Some 1,650 rounds were fired. Many young children were killed and only two bodies of women were found. Headcount of the number of deaths was taken after three months. It was a huge massacre and over 1000 people were killed. No help in the form of medication was provided to the wounded people and only local Indian Doctors attended.

On 13th April 1919, the British government put most of the Punjab under Martial Law. The legislation restricted a number of civil liberties, including freedom of assembly; gatherings of more than four people were banned. The British Government established a Committee to inquire into the events, and the Hunter Commission Report includes evidence taken in relation to the events in Amritsar.

In the final report submitted in March 1920, the Committee unanimously condemned Dyer’s actions. However, the Hunter Committee did not impose any penal or disciplinary action against General Dyer.

Rabindranath Tagore renounced his knighthood in protest and Mahatma Gandhi gave up the title of Kaiser-i-Hind, bestowed by the British for his work during the Boer War.

Tourism Ministry’s Rupinder Brar in her concluding remarks spoke about the sightseeing itineraries in Amritsar which is well connected by air, rail and road. Jallianwala Bagh, the Partition Museum, Harmandir Sahib, and Wagah border marks the boundaries between Indian and Pakistani borders, running along the Grand Trunk Road.

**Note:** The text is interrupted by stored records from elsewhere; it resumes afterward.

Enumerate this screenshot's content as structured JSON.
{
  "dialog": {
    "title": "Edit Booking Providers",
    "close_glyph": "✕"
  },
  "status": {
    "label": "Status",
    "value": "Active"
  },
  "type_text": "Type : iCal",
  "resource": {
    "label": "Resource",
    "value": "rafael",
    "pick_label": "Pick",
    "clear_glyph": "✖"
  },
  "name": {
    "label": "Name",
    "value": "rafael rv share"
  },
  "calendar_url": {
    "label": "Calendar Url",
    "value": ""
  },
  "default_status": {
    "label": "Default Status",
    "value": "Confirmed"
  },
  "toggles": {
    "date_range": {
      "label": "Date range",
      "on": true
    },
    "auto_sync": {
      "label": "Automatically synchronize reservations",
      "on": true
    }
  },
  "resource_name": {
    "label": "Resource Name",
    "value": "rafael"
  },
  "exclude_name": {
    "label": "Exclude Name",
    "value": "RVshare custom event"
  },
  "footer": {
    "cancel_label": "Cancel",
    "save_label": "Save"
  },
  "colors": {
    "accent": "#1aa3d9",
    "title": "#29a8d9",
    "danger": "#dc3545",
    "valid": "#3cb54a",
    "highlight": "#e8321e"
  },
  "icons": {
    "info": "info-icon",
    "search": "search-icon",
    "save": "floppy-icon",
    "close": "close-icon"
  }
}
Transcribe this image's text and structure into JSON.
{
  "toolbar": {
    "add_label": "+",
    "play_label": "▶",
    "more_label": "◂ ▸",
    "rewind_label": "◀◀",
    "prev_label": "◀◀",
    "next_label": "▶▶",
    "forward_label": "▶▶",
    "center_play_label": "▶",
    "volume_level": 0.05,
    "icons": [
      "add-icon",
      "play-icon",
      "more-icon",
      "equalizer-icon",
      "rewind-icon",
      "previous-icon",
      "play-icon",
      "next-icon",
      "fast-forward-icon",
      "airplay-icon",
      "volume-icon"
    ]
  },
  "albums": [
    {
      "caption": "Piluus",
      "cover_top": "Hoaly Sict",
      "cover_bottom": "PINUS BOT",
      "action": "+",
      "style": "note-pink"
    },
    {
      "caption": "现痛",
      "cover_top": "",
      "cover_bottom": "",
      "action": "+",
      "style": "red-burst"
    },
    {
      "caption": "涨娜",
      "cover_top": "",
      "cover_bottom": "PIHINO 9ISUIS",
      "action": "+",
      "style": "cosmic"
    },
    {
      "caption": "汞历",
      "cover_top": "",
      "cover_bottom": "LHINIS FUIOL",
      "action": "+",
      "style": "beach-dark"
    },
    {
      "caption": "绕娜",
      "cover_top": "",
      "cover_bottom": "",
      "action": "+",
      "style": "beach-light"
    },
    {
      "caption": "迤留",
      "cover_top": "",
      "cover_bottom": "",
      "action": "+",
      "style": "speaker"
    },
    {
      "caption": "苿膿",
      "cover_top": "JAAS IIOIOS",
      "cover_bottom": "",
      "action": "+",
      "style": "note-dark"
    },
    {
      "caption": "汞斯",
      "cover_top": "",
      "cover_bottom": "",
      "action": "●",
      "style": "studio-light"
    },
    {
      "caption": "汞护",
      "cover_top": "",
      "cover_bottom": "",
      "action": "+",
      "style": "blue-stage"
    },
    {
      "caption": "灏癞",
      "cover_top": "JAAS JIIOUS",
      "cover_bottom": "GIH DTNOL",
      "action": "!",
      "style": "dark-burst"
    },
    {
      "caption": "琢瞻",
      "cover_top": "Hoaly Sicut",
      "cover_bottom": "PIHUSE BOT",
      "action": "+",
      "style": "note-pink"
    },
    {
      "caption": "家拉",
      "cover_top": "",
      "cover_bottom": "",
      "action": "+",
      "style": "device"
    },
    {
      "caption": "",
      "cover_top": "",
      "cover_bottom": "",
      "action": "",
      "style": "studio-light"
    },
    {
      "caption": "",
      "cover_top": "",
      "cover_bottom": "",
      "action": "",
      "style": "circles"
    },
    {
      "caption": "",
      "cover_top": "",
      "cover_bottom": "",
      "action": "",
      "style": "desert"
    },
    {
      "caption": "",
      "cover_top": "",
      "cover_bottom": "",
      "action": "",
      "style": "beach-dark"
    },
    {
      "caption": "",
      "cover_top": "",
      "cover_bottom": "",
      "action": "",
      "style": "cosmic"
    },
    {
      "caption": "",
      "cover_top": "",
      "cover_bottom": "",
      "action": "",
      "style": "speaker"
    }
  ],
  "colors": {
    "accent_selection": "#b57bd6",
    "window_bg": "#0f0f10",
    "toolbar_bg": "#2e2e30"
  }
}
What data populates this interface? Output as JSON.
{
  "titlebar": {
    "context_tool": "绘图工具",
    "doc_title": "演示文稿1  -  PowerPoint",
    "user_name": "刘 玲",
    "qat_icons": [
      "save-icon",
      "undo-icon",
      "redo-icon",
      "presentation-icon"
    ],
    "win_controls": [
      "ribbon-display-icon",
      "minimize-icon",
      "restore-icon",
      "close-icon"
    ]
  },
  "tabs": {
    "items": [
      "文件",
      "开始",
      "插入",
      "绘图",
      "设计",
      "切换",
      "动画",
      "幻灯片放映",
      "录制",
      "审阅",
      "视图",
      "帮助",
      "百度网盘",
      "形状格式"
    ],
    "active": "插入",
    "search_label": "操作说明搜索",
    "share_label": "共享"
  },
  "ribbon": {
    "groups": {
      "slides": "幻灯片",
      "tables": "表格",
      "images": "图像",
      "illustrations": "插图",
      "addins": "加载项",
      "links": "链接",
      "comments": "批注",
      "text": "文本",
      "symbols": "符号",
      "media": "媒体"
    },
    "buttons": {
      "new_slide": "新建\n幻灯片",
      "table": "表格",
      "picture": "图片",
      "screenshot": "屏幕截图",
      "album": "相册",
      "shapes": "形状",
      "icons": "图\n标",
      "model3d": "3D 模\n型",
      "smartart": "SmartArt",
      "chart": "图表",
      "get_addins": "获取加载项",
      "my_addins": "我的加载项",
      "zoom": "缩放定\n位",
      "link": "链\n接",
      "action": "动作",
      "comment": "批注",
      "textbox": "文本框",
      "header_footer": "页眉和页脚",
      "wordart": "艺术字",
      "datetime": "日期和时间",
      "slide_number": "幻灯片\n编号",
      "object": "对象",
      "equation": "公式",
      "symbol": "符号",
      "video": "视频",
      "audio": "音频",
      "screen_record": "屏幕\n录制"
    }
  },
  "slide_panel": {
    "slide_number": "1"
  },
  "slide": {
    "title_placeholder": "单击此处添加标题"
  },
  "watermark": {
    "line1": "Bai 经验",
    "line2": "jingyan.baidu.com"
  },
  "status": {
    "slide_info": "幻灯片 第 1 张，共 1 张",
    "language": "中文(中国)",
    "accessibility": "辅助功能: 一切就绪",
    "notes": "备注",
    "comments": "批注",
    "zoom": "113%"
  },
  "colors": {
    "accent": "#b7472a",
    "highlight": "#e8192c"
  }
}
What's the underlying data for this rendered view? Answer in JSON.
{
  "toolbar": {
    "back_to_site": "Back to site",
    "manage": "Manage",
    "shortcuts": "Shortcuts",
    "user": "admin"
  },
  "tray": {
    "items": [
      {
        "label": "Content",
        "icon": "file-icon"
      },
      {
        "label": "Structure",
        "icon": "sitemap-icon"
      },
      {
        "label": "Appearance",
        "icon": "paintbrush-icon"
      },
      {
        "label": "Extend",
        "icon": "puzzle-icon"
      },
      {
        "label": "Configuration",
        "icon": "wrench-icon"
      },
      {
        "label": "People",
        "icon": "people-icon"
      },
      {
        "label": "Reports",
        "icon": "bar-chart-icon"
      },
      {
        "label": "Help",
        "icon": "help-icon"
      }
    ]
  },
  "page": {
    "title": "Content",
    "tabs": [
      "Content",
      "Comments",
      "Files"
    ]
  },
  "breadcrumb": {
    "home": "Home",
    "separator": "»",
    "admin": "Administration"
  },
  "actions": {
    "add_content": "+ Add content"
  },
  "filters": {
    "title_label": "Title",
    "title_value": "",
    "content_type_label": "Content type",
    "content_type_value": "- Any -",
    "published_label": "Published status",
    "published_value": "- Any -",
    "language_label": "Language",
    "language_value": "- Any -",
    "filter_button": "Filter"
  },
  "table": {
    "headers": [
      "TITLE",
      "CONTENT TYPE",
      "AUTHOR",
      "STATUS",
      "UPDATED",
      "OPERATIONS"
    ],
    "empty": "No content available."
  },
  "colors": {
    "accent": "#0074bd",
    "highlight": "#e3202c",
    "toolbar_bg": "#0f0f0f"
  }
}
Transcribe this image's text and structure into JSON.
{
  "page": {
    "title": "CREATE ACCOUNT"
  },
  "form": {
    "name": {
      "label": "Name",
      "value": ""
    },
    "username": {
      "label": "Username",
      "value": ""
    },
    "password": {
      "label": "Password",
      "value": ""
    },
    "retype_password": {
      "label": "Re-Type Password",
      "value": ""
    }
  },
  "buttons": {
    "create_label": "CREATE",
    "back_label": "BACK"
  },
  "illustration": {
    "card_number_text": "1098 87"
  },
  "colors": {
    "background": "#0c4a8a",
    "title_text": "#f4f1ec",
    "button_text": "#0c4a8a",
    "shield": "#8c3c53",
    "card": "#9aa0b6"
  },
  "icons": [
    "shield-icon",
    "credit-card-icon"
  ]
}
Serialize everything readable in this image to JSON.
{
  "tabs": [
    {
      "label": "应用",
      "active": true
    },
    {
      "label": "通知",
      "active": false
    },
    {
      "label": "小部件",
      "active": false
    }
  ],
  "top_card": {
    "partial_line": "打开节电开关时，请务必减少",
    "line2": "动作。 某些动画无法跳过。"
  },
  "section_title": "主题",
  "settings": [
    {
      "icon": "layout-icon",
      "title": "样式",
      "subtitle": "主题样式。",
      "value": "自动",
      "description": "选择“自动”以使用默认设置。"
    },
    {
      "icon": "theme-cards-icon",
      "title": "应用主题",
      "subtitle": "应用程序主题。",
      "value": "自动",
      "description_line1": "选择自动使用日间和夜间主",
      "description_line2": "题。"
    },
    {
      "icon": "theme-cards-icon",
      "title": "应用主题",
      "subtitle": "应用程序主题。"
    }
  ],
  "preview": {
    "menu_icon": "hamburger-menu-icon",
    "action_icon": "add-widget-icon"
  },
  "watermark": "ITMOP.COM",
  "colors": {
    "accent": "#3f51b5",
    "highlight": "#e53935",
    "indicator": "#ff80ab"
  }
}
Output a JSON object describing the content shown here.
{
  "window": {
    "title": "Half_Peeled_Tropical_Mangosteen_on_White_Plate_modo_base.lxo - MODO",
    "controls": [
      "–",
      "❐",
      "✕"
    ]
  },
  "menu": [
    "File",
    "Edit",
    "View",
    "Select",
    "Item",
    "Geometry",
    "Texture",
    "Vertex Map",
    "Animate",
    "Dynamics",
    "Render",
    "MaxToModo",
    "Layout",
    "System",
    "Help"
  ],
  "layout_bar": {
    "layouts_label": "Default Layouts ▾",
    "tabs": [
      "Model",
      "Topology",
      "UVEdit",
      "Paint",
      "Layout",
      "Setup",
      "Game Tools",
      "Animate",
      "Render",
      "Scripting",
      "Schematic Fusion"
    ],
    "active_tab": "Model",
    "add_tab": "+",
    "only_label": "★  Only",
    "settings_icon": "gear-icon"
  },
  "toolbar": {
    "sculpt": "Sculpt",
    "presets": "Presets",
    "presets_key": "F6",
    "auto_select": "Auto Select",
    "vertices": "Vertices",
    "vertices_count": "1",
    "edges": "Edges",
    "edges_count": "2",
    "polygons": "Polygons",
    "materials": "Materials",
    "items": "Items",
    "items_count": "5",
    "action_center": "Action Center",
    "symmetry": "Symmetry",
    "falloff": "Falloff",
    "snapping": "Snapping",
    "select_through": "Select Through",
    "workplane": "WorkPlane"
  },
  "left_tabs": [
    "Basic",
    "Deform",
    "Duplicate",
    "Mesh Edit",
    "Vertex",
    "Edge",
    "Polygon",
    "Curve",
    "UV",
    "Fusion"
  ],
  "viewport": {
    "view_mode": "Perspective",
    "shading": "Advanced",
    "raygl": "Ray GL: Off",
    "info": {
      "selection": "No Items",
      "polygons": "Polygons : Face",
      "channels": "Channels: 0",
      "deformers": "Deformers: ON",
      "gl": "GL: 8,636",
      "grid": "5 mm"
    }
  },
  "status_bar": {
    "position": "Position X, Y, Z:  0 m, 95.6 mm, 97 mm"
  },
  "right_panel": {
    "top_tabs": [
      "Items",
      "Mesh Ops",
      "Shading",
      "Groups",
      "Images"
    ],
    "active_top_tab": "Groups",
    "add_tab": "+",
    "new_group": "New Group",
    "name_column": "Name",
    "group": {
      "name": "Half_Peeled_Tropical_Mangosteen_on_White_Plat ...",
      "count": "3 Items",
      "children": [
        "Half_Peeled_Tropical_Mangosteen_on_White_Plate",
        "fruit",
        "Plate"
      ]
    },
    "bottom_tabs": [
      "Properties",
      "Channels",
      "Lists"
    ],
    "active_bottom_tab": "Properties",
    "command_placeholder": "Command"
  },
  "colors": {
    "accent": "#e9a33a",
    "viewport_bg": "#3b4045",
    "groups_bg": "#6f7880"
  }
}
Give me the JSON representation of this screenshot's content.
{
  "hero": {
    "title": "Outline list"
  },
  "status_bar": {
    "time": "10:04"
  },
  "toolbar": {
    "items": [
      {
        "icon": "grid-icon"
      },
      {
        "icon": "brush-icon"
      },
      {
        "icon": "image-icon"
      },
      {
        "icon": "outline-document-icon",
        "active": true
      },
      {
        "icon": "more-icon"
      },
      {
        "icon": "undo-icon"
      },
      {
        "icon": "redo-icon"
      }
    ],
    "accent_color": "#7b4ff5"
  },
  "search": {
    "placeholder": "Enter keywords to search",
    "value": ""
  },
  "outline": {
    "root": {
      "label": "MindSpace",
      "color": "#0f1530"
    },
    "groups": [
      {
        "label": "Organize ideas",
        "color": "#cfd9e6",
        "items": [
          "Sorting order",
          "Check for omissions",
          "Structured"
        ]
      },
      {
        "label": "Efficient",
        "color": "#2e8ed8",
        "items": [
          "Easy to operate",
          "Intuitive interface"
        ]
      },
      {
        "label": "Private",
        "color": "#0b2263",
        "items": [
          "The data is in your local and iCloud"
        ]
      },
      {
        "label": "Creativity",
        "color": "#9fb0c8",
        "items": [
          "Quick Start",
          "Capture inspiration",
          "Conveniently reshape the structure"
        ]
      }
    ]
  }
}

The Wagah Border Ceremony or the Beating Retreat Ceremony, held every day before sunset, is the prime attraction. Every evening, just before sunset, the soldiers from the Indian and Pakistan military meet at this border post to engage in a 30-minute display of military camaraderie and showmanship. The visitor also gets an opportunity to enjoy the amazing food in Dhabas.

The Ministry of Tourism under its various schemes is giving due emphasis for development of tourism infrastructure and facilities. Presently, Jallianwala Bagh is being renovated, upgraded and museum/galleries and Sound & Light show is being set up at the memorial site.